Богородичное правило

Маша Жиглова
Марфа была так хороша собой, что с нее решили писать Богородицу. Прямо в Ростове-на-Дону. И сочинили икону «Неопалимая Купина», где наша Марфинька предстала в красном платье — во время писания иконы ей в храме, где делали с нее наблоски, выдали шитый золотом старый бордовый цыганский платок с кистями, — и в окружении Ангелов и Архангелов. С тех пор Марфа — а это были восьмидесятые годы, конец брежневщины, — уверовала не то чтобы свято, но молилась по утрам и вечерам каждый день и читала «Богородичное правило»: десять раз «Богородице Дево, радуйся», один раз «Отче наш» и один раз «Милосердия двери отверзи нам». Так — пятнадцать раз, и не раз в час, как по-писанному, а по полтора часа подряд или два раза в день по сорок-сорок пять минут.
Прошло время, в конце восьмидесятых продолжилась перестройка. Марфа закончила школу и поступила в Ростовский государственный университет на филологический. Она любила стихи, прошла по конкурсу, ездила на практику собирать воспоминания о Шолохове — пресловутом авторе «Тихого Дона», гордости всего ростов-донского народца. Говорили уже, что лауреат Государственной и Нобелевской премии что-то, мол, у кого-то украл, но Марфуша этому не верила и старалась даже в курсовых работах, никогда так и не изданных, опровергнуть клеветников. Но перестройке что? Ей хоть бы что, она катит своим чередом. Но Богородичное правило не забыто – Марфа хотя и урезала вечерние молитвы до правила Серафима Саровского для мирян — о! он в Ростове-на-Дону после канонизации в 1991 году стал теперь очень почитаемым святым! — но сто-сто пятьдесят раз в день призывала и славила Пресвятую Богородицу. А акафист Неопалимой Купине читать почему-то стеснялась. В Софрино с ростовской иконы были сделаны маленькие списки, и Марфино лицо в цыганском платке появилось даже в Москве и вошло в церковную историю русского народа.

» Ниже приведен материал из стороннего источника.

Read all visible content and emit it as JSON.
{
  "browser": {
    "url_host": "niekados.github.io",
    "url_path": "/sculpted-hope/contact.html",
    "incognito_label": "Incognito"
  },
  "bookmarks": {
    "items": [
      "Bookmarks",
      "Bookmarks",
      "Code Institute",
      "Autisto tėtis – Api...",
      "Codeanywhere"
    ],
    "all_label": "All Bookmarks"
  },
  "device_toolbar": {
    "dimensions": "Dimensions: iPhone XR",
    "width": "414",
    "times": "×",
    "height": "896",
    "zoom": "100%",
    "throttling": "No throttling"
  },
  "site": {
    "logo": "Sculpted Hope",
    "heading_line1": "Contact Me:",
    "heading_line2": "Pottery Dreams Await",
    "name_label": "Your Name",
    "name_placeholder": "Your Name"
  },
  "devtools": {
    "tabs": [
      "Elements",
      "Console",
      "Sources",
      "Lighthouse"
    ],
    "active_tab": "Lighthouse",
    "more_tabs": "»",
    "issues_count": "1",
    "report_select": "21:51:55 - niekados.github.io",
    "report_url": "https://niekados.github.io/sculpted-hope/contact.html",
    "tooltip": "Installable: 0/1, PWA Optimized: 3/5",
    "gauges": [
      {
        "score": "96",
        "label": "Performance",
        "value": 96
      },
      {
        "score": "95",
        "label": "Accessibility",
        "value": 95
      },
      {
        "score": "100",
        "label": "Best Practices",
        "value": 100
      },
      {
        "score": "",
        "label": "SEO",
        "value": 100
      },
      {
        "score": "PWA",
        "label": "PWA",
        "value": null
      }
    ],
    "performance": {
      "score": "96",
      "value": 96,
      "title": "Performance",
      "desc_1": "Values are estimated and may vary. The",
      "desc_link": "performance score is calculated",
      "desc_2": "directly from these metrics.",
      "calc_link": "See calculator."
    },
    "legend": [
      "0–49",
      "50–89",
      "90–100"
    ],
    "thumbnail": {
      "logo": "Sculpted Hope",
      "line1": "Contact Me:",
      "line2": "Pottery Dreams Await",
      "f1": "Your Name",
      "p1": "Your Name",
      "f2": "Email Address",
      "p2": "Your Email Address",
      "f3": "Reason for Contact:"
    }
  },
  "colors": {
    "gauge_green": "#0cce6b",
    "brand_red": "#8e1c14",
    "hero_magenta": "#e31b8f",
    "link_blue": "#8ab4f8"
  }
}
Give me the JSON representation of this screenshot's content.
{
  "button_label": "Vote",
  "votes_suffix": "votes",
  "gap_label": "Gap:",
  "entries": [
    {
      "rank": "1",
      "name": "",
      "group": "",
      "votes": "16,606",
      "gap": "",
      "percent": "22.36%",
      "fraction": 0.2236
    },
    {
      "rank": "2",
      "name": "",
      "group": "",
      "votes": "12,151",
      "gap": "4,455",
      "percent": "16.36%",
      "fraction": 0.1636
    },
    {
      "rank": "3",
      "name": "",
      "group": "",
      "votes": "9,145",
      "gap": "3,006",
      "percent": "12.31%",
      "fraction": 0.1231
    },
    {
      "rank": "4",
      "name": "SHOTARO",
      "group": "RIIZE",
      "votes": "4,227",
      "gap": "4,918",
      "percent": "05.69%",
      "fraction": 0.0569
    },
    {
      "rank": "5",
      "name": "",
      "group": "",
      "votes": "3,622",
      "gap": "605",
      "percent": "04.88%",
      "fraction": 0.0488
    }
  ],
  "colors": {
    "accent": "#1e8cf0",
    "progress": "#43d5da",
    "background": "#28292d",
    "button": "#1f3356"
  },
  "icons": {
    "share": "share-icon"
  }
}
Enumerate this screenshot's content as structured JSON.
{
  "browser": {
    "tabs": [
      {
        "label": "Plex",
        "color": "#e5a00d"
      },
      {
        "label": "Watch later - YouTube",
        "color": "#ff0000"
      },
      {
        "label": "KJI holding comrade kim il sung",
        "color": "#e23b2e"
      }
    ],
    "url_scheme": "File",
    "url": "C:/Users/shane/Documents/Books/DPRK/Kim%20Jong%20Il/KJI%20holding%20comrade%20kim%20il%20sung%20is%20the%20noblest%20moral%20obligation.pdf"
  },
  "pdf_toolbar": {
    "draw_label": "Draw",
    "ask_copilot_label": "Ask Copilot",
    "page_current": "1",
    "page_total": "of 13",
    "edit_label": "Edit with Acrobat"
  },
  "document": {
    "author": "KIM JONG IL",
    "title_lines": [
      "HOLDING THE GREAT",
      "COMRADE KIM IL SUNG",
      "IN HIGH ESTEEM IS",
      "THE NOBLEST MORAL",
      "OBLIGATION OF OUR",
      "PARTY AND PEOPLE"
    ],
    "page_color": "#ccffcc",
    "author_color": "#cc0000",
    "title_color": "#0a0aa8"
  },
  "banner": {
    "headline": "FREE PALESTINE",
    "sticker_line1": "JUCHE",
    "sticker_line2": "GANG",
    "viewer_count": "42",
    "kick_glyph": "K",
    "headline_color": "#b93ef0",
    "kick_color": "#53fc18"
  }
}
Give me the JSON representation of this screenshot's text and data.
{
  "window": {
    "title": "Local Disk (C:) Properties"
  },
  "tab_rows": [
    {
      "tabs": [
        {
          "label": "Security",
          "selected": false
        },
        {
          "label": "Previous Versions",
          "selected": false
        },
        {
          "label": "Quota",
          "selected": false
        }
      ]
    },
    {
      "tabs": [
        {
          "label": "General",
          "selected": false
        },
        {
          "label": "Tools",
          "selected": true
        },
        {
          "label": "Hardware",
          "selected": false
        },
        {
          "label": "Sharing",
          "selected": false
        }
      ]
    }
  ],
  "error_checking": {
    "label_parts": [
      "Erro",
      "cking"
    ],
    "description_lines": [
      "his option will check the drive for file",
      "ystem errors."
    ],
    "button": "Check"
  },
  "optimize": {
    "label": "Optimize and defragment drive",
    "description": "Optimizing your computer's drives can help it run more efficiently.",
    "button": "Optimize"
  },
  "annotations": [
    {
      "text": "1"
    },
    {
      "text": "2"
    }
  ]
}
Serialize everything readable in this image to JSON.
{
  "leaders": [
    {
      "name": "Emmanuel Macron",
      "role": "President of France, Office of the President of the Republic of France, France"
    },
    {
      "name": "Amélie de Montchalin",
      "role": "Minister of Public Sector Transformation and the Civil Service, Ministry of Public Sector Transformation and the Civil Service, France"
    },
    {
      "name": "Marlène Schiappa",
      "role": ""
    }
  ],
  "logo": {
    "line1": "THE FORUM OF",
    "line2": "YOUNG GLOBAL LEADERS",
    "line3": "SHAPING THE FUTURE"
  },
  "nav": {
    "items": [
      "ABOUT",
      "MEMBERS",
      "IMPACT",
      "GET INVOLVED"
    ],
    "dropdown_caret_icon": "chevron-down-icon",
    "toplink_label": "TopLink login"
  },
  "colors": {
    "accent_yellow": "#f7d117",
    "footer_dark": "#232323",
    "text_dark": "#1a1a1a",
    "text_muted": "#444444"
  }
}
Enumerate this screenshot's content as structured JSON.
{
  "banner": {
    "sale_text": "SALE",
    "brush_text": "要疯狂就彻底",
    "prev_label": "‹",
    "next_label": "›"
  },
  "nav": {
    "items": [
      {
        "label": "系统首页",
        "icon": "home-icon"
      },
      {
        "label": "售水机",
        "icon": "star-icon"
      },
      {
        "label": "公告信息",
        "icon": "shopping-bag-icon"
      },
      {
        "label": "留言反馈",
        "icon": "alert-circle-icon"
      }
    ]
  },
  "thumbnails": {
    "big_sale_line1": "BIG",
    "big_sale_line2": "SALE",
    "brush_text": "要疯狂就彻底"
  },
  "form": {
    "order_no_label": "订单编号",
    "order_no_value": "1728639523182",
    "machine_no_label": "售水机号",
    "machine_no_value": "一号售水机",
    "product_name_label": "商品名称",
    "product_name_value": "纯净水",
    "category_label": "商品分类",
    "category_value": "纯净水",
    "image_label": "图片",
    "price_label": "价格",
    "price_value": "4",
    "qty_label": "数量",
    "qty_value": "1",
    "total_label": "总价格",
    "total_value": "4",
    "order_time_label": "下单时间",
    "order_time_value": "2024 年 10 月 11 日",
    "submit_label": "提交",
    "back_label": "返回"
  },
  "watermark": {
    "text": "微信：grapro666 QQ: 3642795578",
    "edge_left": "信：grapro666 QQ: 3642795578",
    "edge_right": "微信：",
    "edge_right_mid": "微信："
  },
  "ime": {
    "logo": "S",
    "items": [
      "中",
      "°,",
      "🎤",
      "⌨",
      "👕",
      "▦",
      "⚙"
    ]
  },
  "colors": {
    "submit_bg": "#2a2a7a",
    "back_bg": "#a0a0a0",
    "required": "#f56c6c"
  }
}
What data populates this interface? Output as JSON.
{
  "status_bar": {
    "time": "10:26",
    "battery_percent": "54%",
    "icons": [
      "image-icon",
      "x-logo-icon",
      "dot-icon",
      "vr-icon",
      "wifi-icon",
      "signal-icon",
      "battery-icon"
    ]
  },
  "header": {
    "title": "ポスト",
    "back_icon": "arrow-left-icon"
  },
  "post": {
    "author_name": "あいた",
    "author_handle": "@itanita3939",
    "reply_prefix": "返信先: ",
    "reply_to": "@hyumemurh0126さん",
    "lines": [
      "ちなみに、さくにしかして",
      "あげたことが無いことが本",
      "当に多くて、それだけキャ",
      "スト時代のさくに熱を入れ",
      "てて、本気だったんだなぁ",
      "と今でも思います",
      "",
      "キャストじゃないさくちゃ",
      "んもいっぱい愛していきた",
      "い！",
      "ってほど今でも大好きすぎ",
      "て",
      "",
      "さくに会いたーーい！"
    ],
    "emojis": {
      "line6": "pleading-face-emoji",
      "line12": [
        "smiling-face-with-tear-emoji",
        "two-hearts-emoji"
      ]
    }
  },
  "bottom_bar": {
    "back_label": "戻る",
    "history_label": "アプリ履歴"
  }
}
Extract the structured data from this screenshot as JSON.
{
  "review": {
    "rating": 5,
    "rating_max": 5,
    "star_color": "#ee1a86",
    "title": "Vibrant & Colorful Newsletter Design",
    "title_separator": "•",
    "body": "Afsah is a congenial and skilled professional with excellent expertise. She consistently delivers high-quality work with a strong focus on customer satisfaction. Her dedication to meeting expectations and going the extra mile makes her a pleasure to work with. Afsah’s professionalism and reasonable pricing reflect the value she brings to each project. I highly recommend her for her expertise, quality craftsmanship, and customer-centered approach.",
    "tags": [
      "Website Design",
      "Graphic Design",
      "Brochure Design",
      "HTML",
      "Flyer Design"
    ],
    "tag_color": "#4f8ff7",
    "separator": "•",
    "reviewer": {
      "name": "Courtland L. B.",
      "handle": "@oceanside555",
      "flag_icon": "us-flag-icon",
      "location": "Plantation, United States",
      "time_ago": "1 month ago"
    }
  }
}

В 1992 году Марфа переехала в Москву, в Дом аспиранта и стажера, сокращенно — ДАС, так как стала аспиранткой. Написав диплом по Шолохову, она, сдав экзамены, с этим дипломом поступила в московскую аспирантуру при МГУ.
Отец ее, Николай Федорович, привез завхозу ДАСа большой, килограммов на тридцать, кусок шоколада с ростовской шоколадной фабрики, и Марфиньку поселили в большую общежицкую комнату с тремя кроватями поначалу одну. Правда, где-то заело, когда через две недели к ней подселили сибирскую девочку Машку, всю зиму ходившую в страшненькой вельветовой синей куртешке, самовязанной водолазке из черной смесовой нитки и в кепчонке набекрень под синим капюшоном. Машка приехала только на три месяца и была стажером в Институте социологии РАН.
В общежитии всегда дурно пахло. В нем жило много вьетнамцев, приехавших по обмену, и они, за скудостью средств, постоянно жарили селедку, то ли сырую, то ли соленую, не разбери поймешь что.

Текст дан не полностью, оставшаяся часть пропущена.